Omo, omo! Siapa ini? Apa aku tidak salah-sambung? Kenapa ada dewi di sini?” Siwoo langsung berujar heboh dan menutup matanya dengan sebelah tangan. “Aigoo … silau sekali! Aku hampir buta!”

Hana mengerutkan hidung pada Siwoo. “Tidak usah berlebihan, Oppa! Aku hanya berdandan, bukan operasi plastik!"

Ara, aku lupa adikku memang secantik dewi.” Siwoo tidak menyerah dan terus melayangkan pujian manis. “Bagaimana? Kau sudah selesai? Mobil sekertaris ayah akan menjemput.”

“Secepat itu?” Hana menekuk dahi.

“Hana-ya, kau tidak bisa membuat mereka menunggu. Apa yang akan dikatakan orang-orang nanti? Kim Hana yang terkenal cerdas ternyata tidak tepat waktu?” Siwoo beralih pada Hyeri dan mengedipkan sebelah matanya. “Benar kan, Noona?”

“Ya, benar sekali.” Hyeri mengatupkan bibir untuk meredam tawa. Siwoo memang sangat tahu jalan pikiran Hana.
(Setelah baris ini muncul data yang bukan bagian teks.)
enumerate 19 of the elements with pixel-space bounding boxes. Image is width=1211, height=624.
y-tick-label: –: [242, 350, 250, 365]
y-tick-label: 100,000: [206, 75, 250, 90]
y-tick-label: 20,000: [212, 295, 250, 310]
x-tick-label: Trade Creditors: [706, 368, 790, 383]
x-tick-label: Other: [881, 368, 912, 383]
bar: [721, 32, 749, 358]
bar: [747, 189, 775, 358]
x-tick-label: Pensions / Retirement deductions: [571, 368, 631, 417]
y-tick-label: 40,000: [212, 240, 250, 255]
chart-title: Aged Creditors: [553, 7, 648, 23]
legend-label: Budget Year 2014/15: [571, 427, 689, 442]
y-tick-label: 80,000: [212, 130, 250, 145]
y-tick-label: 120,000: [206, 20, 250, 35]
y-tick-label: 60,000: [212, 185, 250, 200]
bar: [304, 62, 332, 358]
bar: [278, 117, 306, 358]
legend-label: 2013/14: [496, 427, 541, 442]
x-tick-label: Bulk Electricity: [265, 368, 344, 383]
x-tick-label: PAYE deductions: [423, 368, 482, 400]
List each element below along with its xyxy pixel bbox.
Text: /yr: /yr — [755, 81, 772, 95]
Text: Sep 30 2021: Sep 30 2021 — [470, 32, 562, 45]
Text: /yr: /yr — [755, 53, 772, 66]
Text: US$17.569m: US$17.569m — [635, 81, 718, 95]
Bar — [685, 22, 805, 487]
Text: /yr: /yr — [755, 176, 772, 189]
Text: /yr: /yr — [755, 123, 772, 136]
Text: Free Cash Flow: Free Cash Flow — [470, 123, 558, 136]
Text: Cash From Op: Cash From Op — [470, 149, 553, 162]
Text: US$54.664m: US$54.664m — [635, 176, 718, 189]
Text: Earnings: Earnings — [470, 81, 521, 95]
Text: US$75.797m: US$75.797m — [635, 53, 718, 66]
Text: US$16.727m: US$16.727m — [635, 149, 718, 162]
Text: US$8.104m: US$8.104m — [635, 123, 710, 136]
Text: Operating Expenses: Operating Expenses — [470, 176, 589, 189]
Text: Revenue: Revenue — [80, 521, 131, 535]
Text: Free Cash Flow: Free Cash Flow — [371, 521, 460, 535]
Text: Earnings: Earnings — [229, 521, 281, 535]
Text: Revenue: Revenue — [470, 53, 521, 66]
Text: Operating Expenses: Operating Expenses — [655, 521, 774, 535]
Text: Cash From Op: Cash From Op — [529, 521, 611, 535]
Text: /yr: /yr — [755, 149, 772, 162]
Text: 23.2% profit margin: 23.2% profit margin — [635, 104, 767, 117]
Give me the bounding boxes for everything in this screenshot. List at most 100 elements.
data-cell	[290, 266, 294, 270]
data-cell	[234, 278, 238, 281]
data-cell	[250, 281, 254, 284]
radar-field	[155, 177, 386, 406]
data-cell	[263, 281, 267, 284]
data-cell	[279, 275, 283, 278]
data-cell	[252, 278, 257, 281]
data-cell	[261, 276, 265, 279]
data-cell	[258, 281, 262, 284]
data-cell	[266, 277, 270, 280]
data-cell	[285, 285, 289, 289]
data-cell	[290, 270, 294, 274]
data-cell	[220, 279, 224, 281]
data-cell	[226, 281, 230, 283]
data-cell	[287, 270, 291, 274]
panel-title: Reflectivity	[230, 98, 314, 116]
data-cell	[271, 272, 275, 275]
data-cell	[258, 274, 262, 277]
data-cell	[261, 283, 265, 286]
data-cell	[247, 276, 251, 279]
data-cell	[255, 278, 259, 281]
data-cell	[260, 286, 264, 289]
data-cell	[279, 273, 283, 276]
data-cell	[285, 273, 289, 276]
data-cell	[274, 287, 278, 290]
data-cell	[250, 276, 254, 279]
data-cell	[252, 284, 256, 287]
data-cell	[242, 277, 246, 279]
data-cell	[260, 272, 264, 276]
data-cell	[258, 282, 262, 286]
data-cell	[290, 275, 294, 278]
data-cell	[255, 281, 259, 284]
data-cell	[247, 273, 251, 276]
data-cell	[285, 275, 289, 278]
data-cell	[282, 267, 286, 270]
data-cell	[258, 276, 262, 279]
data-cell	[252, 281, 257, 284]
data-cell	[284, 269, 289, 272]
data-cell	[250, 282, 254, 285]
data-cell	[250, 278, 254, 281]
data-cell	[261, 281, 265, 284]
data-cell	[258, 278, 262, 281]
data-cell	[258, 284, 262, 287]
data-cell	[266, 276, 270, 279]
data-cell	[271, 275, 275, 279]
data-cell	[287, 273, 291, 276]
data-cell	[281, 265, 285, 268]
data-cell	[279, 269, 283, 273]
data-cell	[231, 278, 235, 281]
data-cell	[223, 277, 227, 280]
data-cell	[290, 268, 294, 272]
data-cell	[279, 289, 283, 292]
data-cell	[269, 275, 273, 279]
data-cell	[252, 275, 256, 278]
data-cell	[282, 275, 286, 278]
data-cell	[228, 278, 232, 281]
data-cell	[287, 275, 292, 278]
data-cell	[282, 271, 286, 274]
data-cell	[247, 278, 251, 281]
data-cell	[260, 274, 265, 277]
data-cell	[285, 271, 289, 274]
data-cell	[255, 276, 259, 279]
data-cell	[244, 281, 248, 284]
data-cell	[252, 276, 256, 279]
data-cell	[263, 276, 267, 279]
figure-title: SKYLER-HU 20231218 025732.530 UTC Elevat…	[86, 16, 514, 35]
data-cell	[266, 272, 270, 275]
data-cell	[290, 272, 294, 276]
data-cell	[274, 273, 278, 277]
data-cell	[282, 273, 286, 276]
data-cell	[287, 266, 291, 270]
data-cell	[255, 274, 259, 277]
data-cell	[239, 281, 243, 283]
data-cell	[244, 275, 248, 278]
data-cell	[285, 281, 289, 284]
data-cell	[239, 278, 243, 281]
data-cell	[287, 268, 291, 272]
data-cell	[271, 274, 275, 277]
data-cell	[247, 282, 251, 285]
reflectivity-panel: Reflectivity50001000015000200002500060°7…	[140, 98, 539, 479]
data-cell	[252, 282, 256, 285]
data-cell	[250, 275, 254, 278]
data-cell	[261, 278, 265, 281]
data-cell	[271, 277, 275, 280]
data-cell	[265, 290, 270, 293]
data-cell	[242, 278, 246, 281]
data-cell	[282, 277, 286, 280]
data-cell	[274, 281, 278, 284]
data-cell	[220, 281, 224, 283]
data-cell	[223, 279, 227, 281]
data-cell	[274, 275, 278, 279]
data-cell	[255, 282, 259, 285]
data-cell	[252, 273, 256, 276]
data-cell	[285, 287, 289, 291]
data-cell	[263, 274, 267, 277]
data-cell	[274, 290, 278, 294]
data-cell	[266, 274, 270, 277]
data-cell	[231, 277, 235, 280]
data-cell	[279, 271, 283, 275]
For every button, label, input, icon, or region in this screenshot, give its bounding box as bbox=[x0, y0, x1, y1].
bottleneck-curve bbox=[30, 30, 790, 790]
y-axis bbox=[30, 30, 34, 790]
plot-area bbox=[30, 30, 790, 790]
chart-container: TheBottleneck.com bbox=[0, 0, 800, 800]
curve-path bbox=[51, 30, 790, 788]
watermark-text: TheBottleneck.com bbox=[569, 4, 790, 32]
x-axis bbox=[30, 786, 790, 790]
“Ah, ngomong-ngomong terima kasih telah membantu Hana. Tolong pastikan dia tidak kabur dan naik ke mobil,” ujar Siwoo lagi sambil mengerling jahil pada Hana.

“Aku tidak akan kabur!” Hana mendelik. “Oppa, matikan dulu teleponnya. Aku harus siap-siap!”

Arasseo. Bersikap yang baik adikku sayang, ini penting untuk kredibilitasmu!”

Siwoo mengakhiri panggilannya dengan gelak tawa. Segera setelah itu, Hana mengatur barang-barangnya dalam cluth bag. Hana tidak membawa banyak barang, hanya dompet, ponsel, serta pouch make-up berisi compact powder dan liptint.

Tidak lama kemudian, mobil jemputan Hana telah tiba. Dibantu oleh Hyeri yang merapikan gaunnya, Hana masuk ke dalam limusin mewah. Siwoo telah mengirimkan alamatnya lewat chat.

Setelah melambai pada Hyeri, Hana duduk bersandar sembari melemparkan pandangan ke luar jendela, pada pemandangan kota Seoul di malam hari yang gemerlap. Tanpa Hana sadari, sebuah sedan hitam membuntuti dari belakang. Seorang pria dengan masker dan kacamata hitam di balik kemudianya sedang menghubungi seseorang.


“Target telah bergerak menuju lokasi.”